The following day, Locke still does not believe Jacob is real, and says he will expose Ben as a fraud. Locke notices that Ben is leading them back by a different path, and Ben then leads him to mass grave full of skeletons clothed in DHARMA uniforms. Ben tells Locke that he helped kill his own people when it became clear that the DHARMA workers could not coexist with the natives, and then shoots Locke, who falls into the pit. Locke reveals Jacob said "Help me", and Ben replies that he certainly hopes Jacob helps him, as he departs leaving Locke for dead.

===At the Beach===
At the survivors' camp, James "Sawyer" Ford (Josh Holloway) plays Juliet Burke's (Elizabeth Mitchell) tape for Sayid Jarrah (Naveen Andrews) and Kate Austen (Evangeline Lilly). Later that night, the survivors are introduced to Naomi and the tape is played for all to hear. Just then, Jack Shephard (Matthew Fox) and Juliet return to the camp. Juliet tells Sawyer to play the other side of the tape, which is Ben's plan to lead a team to kidnap all the fertile women. Juliet reveals that she has already told Jack about it, and that they were still thinking of a plan.

==Production==
The episode's title references The Wizard of Oz, as the question of how powerful Ben and the Others as a whole are is compared to "the ferocious and majestical Wizard of Oz, and there was in fact this very small man behind the curtain." Jacob, the mysterious entity who rules the Others, made its first physical appearance. For the scene in the cabin, actor Michael Emerson wrote Jacob's unspoken lines so that it would seem more like a normal conversation was transpiring between the two.

Damon Lindelof describes Richard Alpert's encounter with the young Ben, and Ben and Locke's approach to the cabin as analogous to that of the choosing of the Dalai Lama by the Panchen Lama: "Richard Alpert might be construed as some sort of a Panchen Lama, as he has a conversation with this boy who sees something that he wasn't supposed to see, and now I think Ben finds himself in the role of Panchen Lama as he brings Locke into this cabin, in an attempt to sort of determine whether the island has chosen him to be its new surrogate."

The opening scene, in which we see Ben's mother giving birth to him in a forest, was meant to trick the audience into thinking that the scene took place on the Island - much as the openings of "Man of Science, Man of Faith" and "A Tale of Two Cities" were intended to do the opposite.

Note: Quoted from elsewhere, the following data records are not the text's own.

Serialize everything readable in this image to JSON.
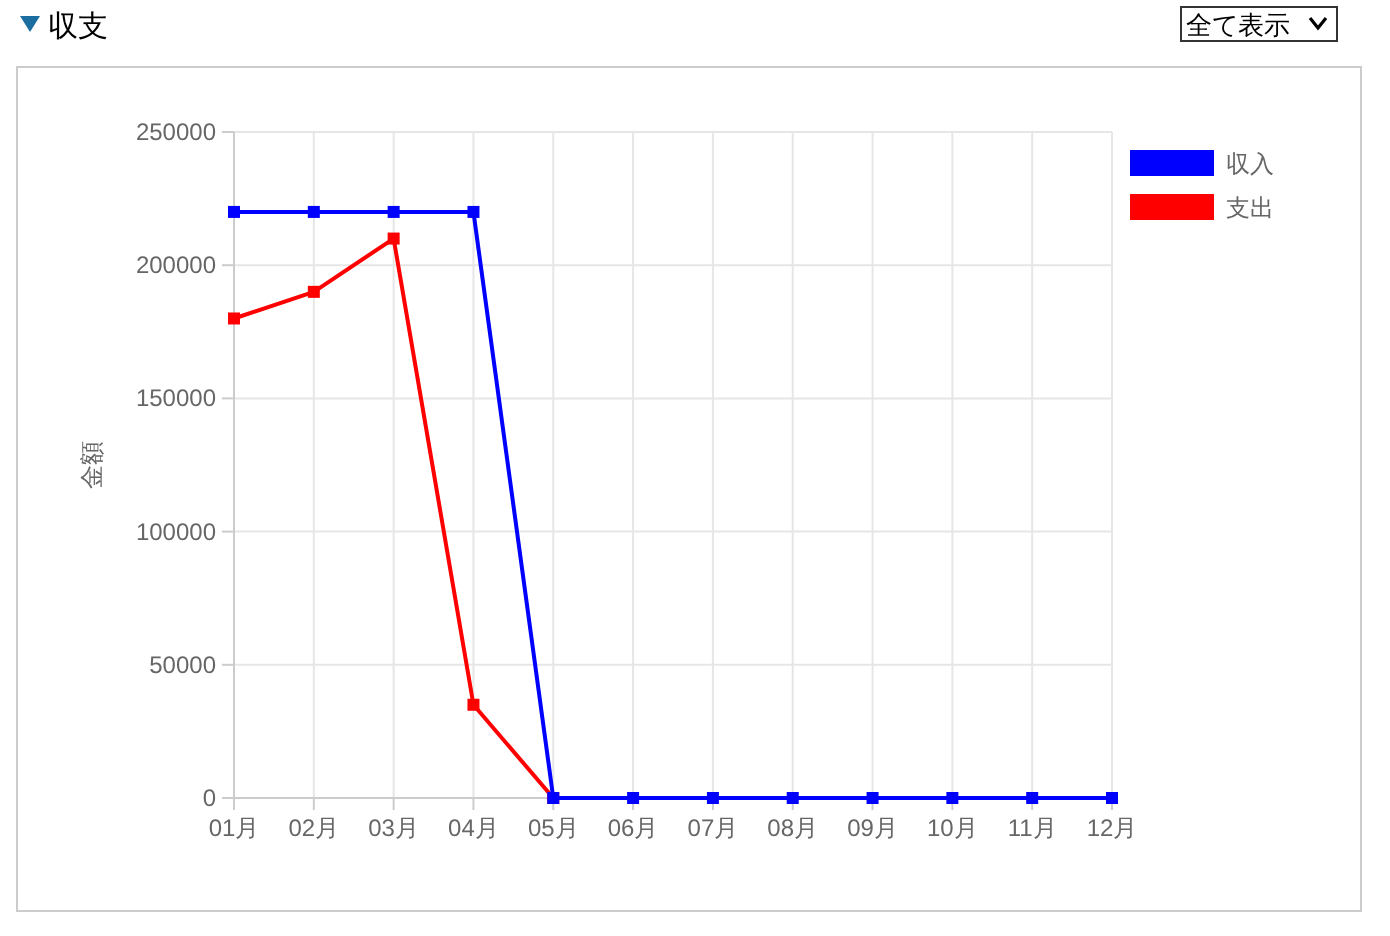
{
  "chart_data": {
    "type": "line",
    "title": "収支",
    "ylabel": "金額",
    "annotations": [
      "全て表示"
    ],
    "categories": [
      "01月",
      "02月",
      "03月",
      "04月",
      "05月",
      "06月",
      "07月",
      "08月",
      "09月",
      "10月",
      "11月",
      "12月"
    ],
    "series": [
      {
        "name": "収入",
        "color": "#0000ff",
        "values": [
          220000,
          220000,
          220000,
          220000,
          0,
          0,
          0,
          0,
          0,
          0,
          0,
          0
        ]
      },
      {
        "name": "支出",
        "color": "#ff0000",
        "values": [
          180000,
          190000,
          210000,
          35000,
          0,
          null,
          null,
          null,
          null,
          null,
          null,
          null
        ]
      }
    ],
    "ylim": [
      0,
      250000
    ],
    "yticks": [
      0,
      50000,
      100000,
      150000,
      200000,
      250000
    ],
    "grid": true,
    "legend": "top right",
    "marker": "square",
    "line_style": "solid"
  }
}
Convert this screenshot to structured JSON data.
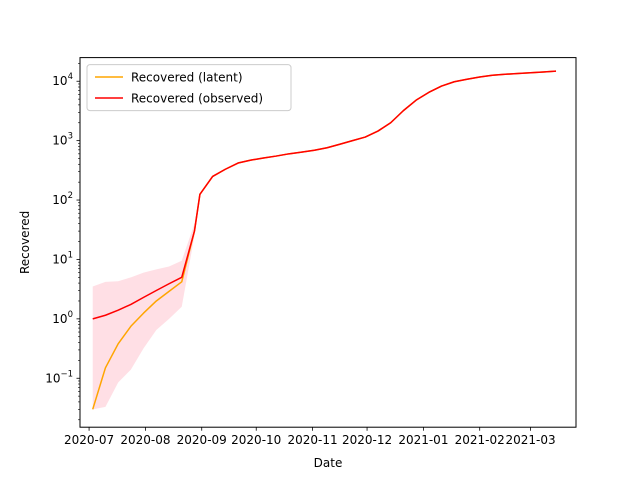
{
  "chart_data": {
    "type": "line",
    "xlabel": "Date",
    "ylabel": "Recovered",
    "yscale": "log",
    "ylim": [
      0.015,
      25000
    ],
    "xlim": [
      "2020-06-26",
      "2021-03-26"
    ],
    "grid": false,
    "legend_position": "top-left",
    "x_ticks": [
      "2020-07-01",
      "2020-08-01",
      "2020-09-01",
      "2020-10-01",
      "2020-11-01",
      "2020-12-01",
      "2021-01-01",
      "2021-02-01",
      "2021-03-01"
    ],
    "x_tick_labels": [
      "2020-07",
      "2020-08",
      "2020-09",
      "2020-10",
      "2020-11",
      "2020-12",
      "2021-01",
      "2021-02",
      "2021-03"
    ],
    "y_ticks": [
      0.1,
      1,
      10,
      100,
      1000,
      10000
    ],
    "y_tick_labels": [
      {
        "base": "10",
        "exp": "−1"
      },
      {
        "base": "10",
        "exp": "0"
      },
      {
        "base": "10",
        "exp": "1"
      },
      {
        "base": "10",
        "exp": "2"
      },
      {
        "base": "10",
        "exp": "3"
      },
      {
        "base": "10",
        "exp": "4"
      }
    ],
    "series": [
      {
        "name": "Recovered (latent)",
        "color": "#ffa500",
        "x": [
          "2020-07-03",
          "2020-07-10",
          "2020-07-17",
          "2020-07-24",
          "2020-07-31",
          "2020-08-07",
          "2020-08-14",
          "2020-08-21",
          "2020-08-28",
          "2020-08-31",
          "2020-09-07",
          "2020-09-14",
          "2020-09-21",
          "2020-09-28",
          "2020-10-05",
          "2020-10-12",
          "2020-10-19",
          "2020-10-26",
          "2020-11-02",
          "2020-11-09",
          "2020-11-16",
          "2020-11-23",
          "2020-11-30",
          "2020-12-07",
          "2020-12-14",
          "2020-12-21",
          "2020-12-28",
          "2021-01-04",
          "2021-01-11",
          "2021-01-18",
          "2021-01-25",
          "2021-02-01",
          "2021-02-08",
          "2021-02-15",
          "2021-02-22",
          "2021-03-01",
          "2021-03-08",
          "2021-03-15"
        ],
        "values": [
          0.03,
          0.15,
          0.38,
          0.75,
          1.25,
          2.0,
          2.9,
          4.2,
          30,
          125,
          250,
          330,
          420,
          470,
          510,
          550,
          600,
          640,
          690,
          760,
          870,
          1000,
          1150,
          1450,
          2000,
          3200,
          4800,
          6500,
          8300,
          9800,
          10800,
          11800,
          12600,
          13100,
          13500,
          13900,
          14300,
          14800
        ]
      },
      {
        "name": "Recovered (observed)",
        "color": "#ff0000",
        "x": [
          "2020-07-03",
          "2020-07-10",
          "2020-07-17",
          "2020-07-24",
          "2020-07-31",
          "2020-08-07",
          "2020-08-14",
          "2020-08-21",
          "2020-08-28",
          "2020-08-31",
          "2020-09-07",
          "2020-09-14",
          "2020-09-21",
          "2020-09-28",
          "2020-10-05",
          "2020-10-12",
          "2020-10-19",
          "2020-10-26",
          "2020-11-02",
          "2020-11-09",
          "2020-11-16",
          "2020-11-23",
          "2020-11-30",
          "2020-12-07",
          "2020-12-14",
          "2020-12-21",
          "2020-12-28",
          "2021-01-04",
          "2021-01-11",
          "2021-01-18",
          "2021-01-25",
          "2021-02-01",
          "2021-02-08",
          "2021-02-15",
          "2021-02-22",
          "2021-03-01",
          "2021-03-08",
          "2021-03-15"
        ],
        "values": [
          1.0,
          1.15,
          1.4,
          1.75,
          2.3,
          3.0,
          3.9,
          5.0,
          30,
          125,
          250,
          330,
          420,
          470,
          510,
          550,
          600,
          640,
          690,
          760,
          870,
          1000,
          1150,
          1450,
          2000,
          3200,
          4800,
          6500,
          8300,
          9800,
          10800,
          11800,
          12600,
          13100,
          13500,
          13900,
          14300,
          14800
        ]
      }
    ],
    "band": {
      "color": "#ffc0cb",
      "x": [
        "2020-07-03",
        "2020-07-10",
        "2020-07-17",
        "2020-07-24",
        "2020-07-31",
        "2020-08-07",
        "2020-08-14",
        "2020-08-21",
        "2020-08-28",
        "2020-08-31"
      ],
      "lower": [
        0.03,
        0.033,
        0.085,
        0.14,
        0.32,
        0.65,
        1.0,
        1.6,
        25,
        120
      ],
      "upper": [
        3.5,
        4.2,
        4.3,
        5.0,
        6.0,
        6.8,
        7.6,
        9.5,
        40,
        130
      ]
    }
  }
}
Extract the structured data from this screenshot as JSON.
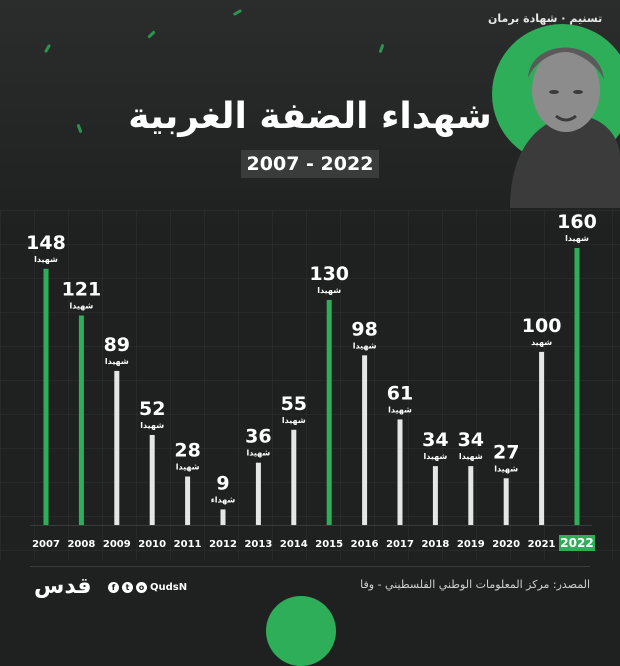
{
  "header": {
    "brand": "تسنيم · شهادة برمان",
    "title": "شهداء الضفة الغربية",
    "subtitle": "2007 - 2022"
  },
  "colors": {
    "accent_green": "#2fae5a",
    "bar_white": "#e6e6e6",
    "background": "#1f2121"
  },
  "chart_data": {
    "type": "bar",
    "title": "شهداء الضفة الغربية",
    "subtitle": "2007 - 2022",
    "categories": [
      "2007",
      "2008",
      "2009",
      "2010",
      "2011",
      "2012",
      "2013",
      "2014",
      "2015",
      "2016",
      "2017",
      "2018",
      "2019",
      "2020",
      "2021",
      "2022"
    ],
    "values": [
      148,
      121,
      89,
      52,
      28,
      9,
      36,
      55,
      130,
      98,
      61,
      34,
      34,
      27,
      100,
      160
    ],
    "unit_labels": [
      "شهيدا",
      "شهيدا",
      "شهيدا",
      "شهيدا",
      "شهيدا",
      "شهداء",
      "شهيدا",
      "شهيدا",
      "شهيدا",
      "شهيدا",
      "شهيدا",
      "شهيدا",
      "شهيدا",
      "شهيدا",
      "شهيد",
      "شهيدا"
    ],
    "highlighted": [
      "2007",
      "2008",
      "2015",
      "2022"
    ],
    "ylim": [
      0,
      160
    ],
    "xlabel": "",
    "ylabel": "",
    "grid": false
  },
  "footer": {
    "logo": "قدس",
    "handle": "QudsN",
    "source": "المصدر: مركز المعلومات الوطني الفلسطيني - وفا"
  }
}
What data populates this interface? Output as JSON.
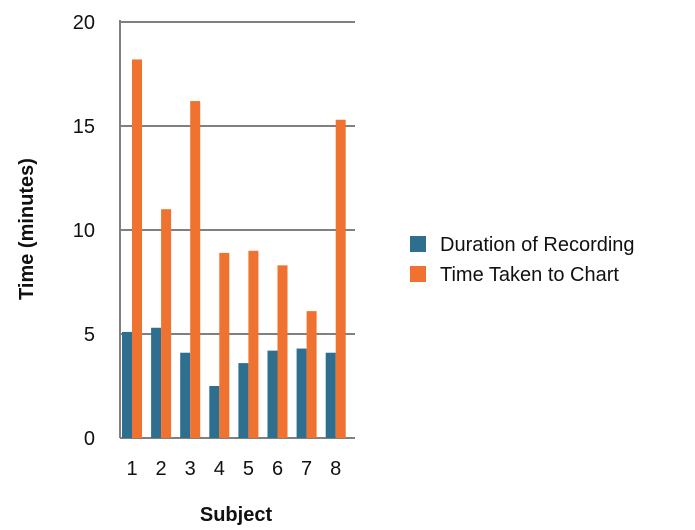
{
  "chart_data": {
    "type": "bar",
    "title": "",
    "xlabel": "Subject",
    "ylabel": "Time (minutes)",
    "categories": [
      "1",
      "2",
      "3",
      "4",
      "5",
      "6",
      "7",
      "8"
    ],
    "series": [
      {
        "name": "Duration of Recording",
        "color": "#2e6e8e",
        "values": [
          5.1,
          5.3,
          4.1,
          2.5,
          3.6,
          4.2,
          4.3,
          4.1
        ]
      },
      {
        "name": "Time Taken to Chart",
        "color": "#f07230",
        "values": [
          18.2,
          11.0,
          16.2,
          8.9,
          9.0,
          8.3,
          6.1,
          15.3
        ]
      }
    ],
    "ylim": [
      0,
      20
    ],
    "yticks": [
      0,
      5,
      10,
      15,
      20
    ],
    "grid": true,
    "legend_position": "right"
  }
}
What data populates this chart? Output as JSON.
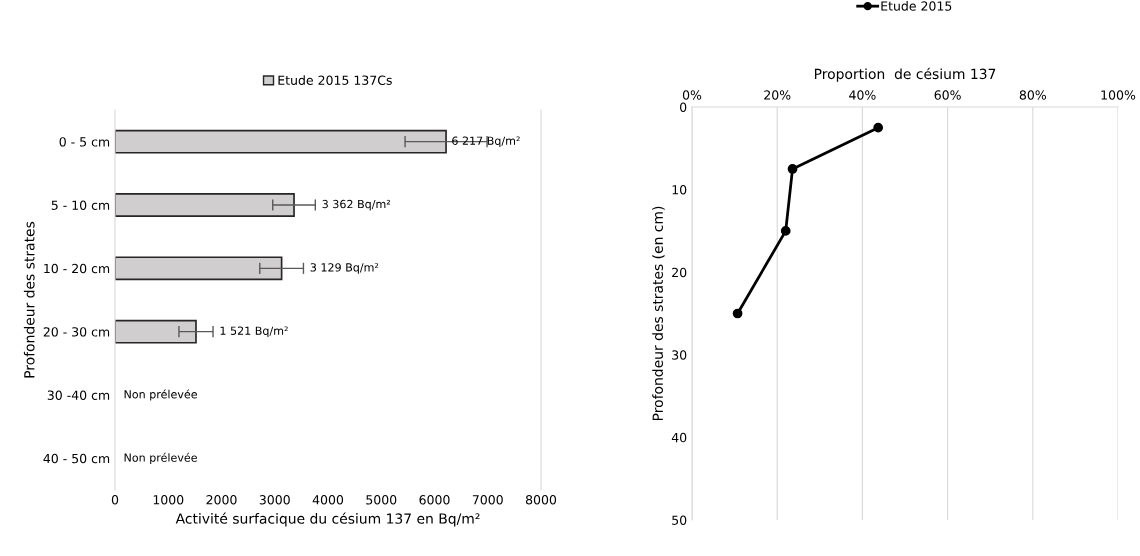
{
  "chart_data": [
    {
      "type": "bar",
      "orientation": "horizontal",
      "xlabel": "Activité surfacique du césium 137 en Bq/m²",
      "ylabel": "Profondeur des strates",
      "categories": [
        "0 - 5 cm",
        "5 - 10 cm",
        "10 - 20 cm",
        "20 - 30 cm",
        "30 -40 cm",
        "40 - 50 cm"
      ],
      "series": [
        {
          "name": "Etude 2015 137Cs",
          "color": "#d0cece",
          "values": [
            6217,
            3362,
            3129,
            1521,
            null,
            null
          ],
          "errors": [
            770,
            400,
            410,
            320,
            null,
            null
          ],
          "value_labels": [
            "6 217 Bq/m²",
            "3 362 Bq/m²",
            "3 129 Bq/m²",
            "1 521 Bq/m²",
            null,
            null
          ]
        }
      ],
      "xlim": [
        0,
        8000
      ],
      "xticks": [
        0,
        1000,
        2000,
        3000,
        4000,
        5000,
        6000,
        7000,
        8000
      ],
      "legend": "top",
      "grid": false,
      "annotations": [
        "Non prélevée",
        "Non prélevée"
      ]
    },
    {
      "type": "line",
      "xlabel": "Proportion  de césium 137",
      "ylabel": "Profondeur des strates (en cm)",
      "series": [
        {
          "name": "Etude 2015",
          "color": "#000000",
          "x": [
            43.7,
            23.6,
            22.0,
            10.7
          ],
          "values": [
            2.5,
            7.5,
            15,
            25
          ]
        }
      ],
      "xlim": [
        0,
        100
      ],
      "xticks": [
        {
          "value": 0,
          "label": "0%"
        },
        {
          "value": 20,
          "label": "20%"
        },
        {
          "value": 40,
          "label": "40%"
        },
        {
          "value": 60,
          "label": "60%"
        },
        {
          "value": 80,
          "label": "80%"
        },
        {
          "value": 100,
          "label": "100%"
        }
      ],
      "ylim": [
        50,
        0
      ],
      "yticks": [
        0,
        10,
        20,
        30,
        40,
        50
      ],
      "grid": "x",
      "legend": "top",
      "marker": "circle",
      "line_style": "solid"
    }
  ]
}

The part of Emily Linus, Ben's mother, was played by actress Carrie Preston, the real-life wife of Michael Emerson. They had also worked together in other works, such as the 2004 film Straight-Jacket. Preston was cast as Ben's mother following Emerson telling people at parties that she was desperate for a part on the show. Director Bobby Roth said the 1970s scenes try to convey the decade's "full of hope" spirit, where "people try to create a new world". The interior design for the DHARMA installations tried to be utopic, but utilitarian.

==Awards==
Michael Emerson submitted this episode for consideration for Outstanding Supporting Actor in a Drama Series for the 59th Primetime Emmy Awards, an award he would go on to be nominated for. He lost to fellow cast member Terry O'Quinn for his own submitted episode "The Man from Tallahassee".